La République de Corée inscrit un Site Ramsar composé de riches étendues à marée

22 septembre 2011
République de Corée
Le Secrétariat a le grand plaisir d’annoncer que la République de Corée a inscrit sa 17e zone humide d’importance internationale, « Jeungdo Tidal Flat » (Étendue à marée de Jeungdo) [3130 hectares, 34°58’30”N 126°10’16”E], une aire protégée de zones humides qui fait aussi partie de la Réserve de biosphère de l’UNESCO de Shinan Dadohae.
 
Comme le décrit Saber Masoomi du Secrétariat Ramsar, d’après la Fiche descriptive Ramsar, les étendues à marée riches et diverses sur le plan écologique et biologique, qui entourent les îles du sud-ouest du pays, servent de frayères pour les poissons et contribuent à la diversité des macro-organismes benthiques.  Le site offre aussi des zones de nourrissage et de repos aux échassiers et aux oiseaux migrateurs qui fréquentent les lieux pour se reproduire et hiverner.

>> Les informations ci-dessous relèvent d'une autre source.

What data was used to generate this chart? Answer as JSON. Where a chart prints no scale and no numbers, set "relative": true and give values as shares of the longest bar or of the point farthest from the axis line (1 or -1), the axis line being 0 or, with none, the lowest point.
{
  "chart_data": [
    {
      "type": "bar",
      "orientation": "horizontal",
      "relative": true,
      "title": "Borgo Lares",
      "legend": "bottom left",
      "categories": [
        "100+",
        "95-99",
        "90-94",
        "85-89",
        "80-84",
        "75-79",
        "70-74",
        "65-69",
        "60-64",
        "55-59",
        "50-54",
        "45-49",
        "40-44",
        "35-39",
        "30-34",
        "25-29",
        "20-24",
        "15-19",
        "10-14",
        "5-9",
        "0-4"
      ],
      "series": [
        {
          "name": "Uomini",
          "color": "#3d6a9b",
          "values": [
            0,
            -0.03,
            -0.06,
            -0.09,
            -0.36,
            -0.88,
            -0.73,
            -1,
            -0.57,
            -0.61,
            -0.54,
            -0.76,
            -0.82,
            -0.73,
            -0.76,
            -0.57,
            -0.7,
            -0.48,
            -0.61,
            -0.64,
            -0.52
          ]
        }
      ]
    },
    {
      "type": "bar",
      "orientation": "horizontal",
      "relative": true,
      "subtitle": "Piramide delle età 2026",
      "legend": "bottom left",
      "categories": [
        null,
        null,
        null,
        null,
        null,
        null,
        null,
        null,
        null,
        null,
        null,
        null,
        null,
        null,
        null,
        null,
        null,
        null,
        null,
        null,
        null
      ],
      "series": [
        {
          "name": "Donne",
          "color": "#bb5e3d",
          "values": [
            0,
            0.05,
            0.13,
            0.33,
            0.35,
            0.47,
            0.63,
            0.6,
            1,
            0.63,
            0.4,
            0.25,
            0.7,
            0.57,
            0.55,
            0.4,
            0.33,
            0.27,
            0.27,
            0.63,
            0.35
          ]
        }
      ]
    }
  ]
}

On y trouve cinq espèces en danger au plan mondial : l’aigrette de Chine Egretta eulophotes, la sarcelle élégante Anas Formosa, le courlisde Sibérie Numenius madagascariensis, la spatule blanche Platalea leucorodia (Annexe II CMS) et le faucon pèlerin Falco peregrines (Annexe I CITES). Jeungdo a une longue tradition de la pêche qui revêt, pour la population locale, une importance culturelle, sociale et traditionnelle majeure. On y trouve le gobie amphibie Boleophthalmus pectinirostris dont l’utilisation commerciale est négligeable ainsi que Periophthalmus modestus un autre poisson amphibie de la famille des gobiidés.
 
La région faisait partie de la « route maritime de la soie » une ancienne voie vers la mer pour les échanges commerciaux et culturels entre la Chine et d’autres pays. Avec ses plages de sable et ses superbes paysages, le site attire de nombreux touristes et des personnes qui viennent étudier le milieu soumis aux marées. La construction d’un quai pour les péniches avec ses installations, de même que de la route « Nodoo », entrave le flux marin. Le site dispose d’un plan de gestion quinquennal mis en place fin 2010.